Plus, Doxycycline makes you extra sensitive to the son and can interfere
with the effectiveness of birth control pills.
The unexplained, and desperate, anxiety hit me a few weeks
later. It was a Saturday, the one time a
week when electricity is on in the afternoon, and I didn’t have anything I
needed to do. It occurred to me that I
could take my first nap of my Peace Corps service. (It should be noted that many Senegalese and volunteers
take daily after-lunch naps, so there’s nothing to feel logically guilty or
anxious about regarding this activity.)
I lay down and after five minutes my head felt like it was going to
explode with spinning thoughts about how I should be out greeting and drinking
tea. I knew I should not be feeling this
way, but I could not let myself relax and take a minute to myself to rest. I was anxious to the point where my thoughts
were scaring me. I started crying really hard and exclaiming how this was my
worst day of Peace Corps. At that
point, Pat said he was going to throw my Mefloquine down the toilet (and my
toilet I mean the hole in the concrete slab in our back yard).

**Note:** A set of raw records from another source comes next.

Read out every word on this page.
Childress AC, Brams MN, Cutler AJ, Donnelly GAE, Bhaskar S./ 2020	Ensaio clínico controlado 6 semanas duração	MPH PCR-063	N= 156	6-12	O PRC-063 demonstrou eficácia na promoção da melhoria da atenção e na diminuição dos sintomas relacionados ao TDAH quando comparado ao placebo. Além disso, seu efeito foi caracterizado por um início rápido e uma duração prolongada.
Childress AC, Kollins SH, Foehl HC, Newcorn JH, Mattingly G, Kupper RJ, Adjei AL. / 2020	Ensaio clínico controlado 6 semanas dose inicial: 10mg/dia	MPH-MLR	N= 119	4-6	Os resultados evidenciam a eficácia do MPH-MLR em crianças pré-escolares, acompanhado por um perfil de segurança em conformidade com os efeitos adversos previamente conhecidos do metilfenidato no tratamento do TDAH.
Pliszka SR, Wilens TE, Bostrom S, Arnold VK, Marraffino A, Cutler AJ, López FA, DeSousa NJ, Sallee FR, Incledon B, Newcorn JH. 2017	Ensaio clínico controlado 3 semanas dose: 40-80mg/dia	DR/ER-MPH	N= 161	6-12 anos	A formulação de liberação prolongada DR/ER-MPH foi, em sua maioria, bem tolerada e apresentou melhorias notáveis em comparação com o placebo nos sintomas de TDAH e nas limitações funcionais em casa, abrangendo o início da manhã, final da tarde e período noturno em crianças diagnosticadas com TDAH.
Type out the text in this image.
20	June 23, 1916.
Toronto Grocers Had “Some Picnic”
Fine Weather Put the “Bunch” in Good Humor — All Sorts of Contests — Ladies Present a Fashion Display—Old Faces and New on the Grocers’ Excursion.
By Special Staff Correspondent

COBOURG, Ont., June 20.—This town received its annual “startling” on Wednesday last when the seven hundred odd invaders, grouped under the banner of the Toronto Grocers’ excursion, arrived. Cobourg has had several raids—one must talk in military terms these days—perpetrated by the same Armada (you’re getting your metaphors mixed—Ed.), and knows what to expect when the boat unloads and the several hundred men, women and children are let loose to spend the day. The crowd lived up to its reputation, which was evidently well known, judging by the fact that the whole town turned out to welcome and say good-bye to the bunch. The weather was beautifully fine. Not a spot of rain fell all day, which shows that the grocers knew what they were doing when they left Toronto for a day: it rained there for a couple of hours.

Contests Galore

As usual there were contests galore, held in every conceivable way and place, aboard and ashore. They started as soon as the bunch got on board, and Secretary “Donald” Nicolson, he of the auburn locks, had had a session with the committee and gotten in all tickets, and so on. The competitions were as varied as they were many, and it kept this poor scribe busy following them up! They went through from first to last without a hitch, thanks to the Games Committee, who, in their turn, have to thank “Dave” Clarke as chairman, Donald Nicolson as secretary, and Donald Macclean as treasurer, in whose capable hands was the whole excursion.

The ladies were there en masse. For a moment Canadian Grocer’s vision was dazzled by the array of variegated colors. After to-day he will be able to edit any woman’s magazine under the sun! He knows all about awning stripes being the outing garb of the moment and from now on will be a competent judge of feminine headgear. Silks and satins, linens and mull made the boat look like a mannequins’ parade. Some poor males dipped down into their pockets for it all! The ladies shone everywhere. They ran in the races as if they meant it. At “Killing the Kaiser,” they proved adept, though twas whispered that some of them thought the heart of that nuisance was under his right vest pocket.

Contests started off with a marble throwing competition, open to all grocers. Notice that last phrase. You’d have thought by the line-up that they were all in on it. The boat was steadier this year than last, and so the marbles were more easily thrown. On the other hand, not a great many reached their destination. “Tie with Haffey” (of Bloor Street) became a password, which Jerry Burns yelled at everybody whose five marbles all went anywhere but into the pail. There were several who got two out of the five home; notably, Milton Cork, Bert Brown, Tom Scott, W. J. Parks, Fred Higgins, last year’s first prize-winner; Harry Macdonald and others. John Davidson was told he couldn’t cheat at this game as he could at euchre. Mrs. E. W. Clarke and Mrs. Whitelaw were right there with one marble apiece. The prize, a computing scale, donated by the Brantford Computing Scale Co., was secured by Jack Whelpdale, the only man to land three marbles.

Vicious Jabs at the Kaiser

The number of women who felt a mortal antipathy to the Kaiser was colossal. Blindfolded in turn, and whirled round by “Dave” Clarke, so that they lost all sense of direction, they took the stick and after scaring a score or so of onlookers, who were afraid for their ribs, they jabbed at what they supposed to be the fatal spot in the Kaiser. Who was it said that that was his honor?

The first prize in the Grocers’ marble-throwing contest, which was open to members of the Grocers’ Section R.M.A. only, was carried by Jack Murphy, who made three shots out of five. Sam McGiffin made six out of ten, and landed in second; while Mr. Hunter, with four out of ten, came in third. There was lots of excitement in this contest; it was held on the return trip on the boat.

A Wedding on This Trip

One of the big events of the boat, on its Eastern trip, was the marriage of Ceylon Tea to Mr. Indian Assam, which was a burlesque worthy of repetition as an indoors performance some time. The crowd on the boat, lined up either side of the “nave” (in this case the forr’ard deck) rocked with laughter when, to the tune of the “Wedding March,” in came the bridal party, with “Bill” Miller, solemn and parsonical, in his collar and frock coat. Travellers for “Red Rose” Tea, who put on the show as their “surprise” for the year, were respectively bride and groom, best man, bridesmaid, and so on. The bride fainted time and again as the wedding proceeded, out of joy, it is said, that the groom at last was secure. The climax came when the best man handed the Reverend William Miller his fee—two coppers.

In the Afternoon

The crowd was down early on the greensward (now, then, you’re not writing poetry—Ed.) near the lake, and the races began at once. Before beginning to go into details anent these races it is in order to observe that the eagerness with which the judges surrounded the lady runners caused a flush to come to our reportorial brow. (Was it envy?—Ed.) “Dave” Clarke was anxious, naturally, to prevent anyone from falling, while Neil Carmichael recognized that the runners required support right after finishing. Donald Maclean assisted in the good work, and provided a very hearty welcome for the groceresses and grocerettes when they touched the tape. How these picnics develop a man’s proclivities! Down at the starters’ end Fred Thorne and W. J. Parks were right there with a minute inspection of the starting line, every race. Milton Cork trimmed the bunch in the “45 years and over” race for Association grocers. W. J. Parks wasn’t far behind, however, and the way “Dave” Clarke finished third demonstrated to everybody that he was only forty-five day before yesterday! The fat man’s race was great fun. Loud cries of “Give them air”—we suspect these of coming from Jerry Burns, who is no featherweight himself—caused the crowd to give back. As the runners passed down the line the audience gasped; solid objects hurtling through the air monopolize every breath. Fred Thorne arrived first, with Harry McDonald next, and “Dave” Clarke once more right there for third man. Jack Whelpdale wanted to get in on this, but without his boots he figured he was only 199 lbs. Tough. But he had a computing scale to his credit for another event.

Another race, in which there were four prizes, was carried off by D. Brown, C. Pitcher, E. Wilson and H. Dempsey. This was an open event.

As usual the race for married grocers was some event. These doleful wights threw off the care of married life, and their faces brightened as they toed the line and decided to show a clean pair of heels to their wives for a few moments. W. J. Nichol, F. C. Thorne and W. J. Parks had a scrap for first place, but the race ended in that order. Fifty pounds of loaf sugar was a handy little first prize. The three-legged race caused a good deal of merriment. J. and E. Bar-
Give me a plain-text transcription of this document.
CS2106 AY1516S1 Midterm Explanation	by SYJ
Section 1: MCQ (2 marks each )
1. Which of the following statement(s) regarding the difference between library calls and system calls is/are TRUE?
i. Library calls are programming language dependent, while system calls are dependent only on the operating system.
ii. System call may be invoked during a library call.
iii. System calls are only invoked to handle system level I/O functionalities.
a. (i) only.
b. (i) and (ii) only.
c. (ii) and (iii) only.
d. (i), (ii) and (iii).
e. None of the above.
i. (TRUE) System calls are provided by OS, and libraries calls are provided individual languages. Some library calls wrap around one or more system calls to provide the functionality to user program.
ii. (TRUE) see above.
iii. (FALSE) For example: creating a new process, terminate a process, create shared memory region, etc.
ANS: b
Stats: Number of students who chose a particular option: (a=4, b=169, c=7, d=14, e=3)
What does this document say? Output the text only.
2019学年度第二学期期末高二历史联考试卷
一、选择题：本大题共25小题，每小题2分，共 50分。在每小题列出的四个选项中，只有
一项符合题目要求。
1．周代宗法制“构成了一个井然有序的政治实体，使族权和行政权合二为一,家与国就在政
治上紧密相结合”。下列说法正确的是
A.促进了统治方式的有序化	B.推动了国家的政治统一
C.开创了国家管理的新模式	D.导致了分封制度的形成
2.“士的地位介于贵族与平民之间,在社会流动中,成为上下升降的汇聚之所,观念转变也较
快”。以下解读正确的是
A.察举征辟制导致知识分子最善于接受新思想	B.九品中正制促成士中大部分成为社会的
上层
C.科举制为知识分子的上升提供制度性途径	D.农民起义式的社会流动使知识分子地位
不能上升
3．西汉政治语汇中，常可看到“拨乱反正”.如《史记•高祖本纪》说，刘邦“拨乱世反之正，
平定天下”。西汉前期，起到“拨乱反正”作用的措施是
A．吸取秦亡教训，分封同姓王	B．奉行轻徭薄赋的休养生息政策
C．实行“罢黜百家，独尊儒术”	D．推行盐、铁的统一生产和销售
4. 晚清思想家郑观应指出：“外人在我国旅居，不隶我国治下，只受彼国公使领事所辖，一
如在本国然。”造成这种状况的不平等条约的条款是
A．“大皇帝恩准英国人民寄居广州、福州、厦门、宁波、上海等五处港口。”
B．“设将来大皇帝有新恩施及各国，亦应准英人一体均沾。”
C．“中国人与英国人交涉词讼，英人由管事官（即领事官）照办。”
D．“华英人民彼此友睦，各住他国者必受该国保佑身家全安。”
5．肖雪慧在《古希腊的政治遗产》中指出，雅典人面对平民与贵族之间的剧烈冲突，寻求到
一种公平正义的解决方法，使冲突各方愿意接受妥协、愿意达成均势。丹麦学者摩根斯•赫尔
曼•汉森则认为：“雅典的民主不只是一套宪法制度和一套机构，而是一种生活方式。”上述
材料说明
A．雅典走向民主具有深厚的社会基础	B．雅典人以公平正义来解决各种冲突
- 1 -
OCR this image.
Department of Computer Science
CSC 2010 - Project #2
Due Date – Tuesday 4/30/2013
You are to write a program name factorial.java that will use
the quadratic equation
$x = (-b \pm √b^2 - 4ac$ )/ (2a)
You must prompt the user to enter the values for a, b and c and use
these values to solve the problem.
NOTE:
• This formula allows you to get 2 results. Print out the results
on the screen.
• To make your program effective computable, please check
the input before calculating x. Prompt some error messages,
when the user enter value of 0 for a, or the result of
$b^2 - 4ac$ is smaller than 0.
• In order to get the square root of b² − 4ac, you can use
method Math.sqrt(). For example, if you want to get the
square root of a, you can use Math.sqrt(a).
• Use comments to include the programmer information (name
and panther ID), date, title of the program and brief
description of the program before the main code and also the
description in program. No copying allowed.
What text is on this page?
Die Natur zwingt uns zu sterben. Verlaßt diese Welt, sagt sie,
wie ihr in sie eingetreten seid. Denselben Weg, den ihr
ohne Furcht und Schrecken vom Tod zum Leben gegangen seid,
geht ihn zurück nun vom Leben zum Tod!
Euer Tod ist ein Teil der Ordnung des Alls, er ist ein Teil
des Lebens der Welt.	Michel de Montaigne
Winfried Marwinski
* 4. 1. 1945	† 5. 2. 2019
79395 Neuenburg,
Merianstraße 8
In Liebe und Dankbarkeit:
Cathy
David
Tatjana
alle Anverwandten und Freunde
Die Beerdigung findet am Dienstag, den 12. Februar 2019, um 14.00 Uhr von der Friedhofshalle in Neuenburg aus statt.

He pointed out other crazy anxieties I had
been exhibiting and made me promise not to take it again, since I had refused
to waste medicine.
Later that week, a Peace Corps doctor came to Kedougou to discuss our potential for mercury poisoning
(sidenote: our risk was listed as limited but we still have to get tested at
some point). I took the occasion to make
a request to get put on Malarone, a third prophylaxis option that is so
expensive that they have to get permission from Peace Corps Headquarters in
Washington in order to prescribe it. I
told the doctor about my increasingly overwhelming anxiety issues, and said
that it made me even more anxious to think about a decreased efficacy of my
birth control pills. Being a married
volunteer has its perks, and Washington must have figured that the $7/day
prescription for two years was still less expensive than paying for a baby
(prenatal care and delivery are covered by our insurance, but we would get sent
home).
Sure, I still have anxiety and hard days. Constantly navigating a new culture and being
under the spotlight 24/7 is an anxiety producing way of life. But I haven’t had any (entirely) unexplained
meltdowns lately and I really do think the difference came gradually as the
Mefloquine left my system. There are
some volunteers that go the whole two years with Mefloquine, but almost all
Kedougou volunteers who I trained with have had to change for one reason or
another.
I actually started thinking about writing a post on the
theme of Mefloquine back in the days of just vivid dreams at training, having
no idea that things would go the way they did for us. But the Mefloquine dreams turned into
Mefloquine woes, and Peace Corps is hard enough as it is.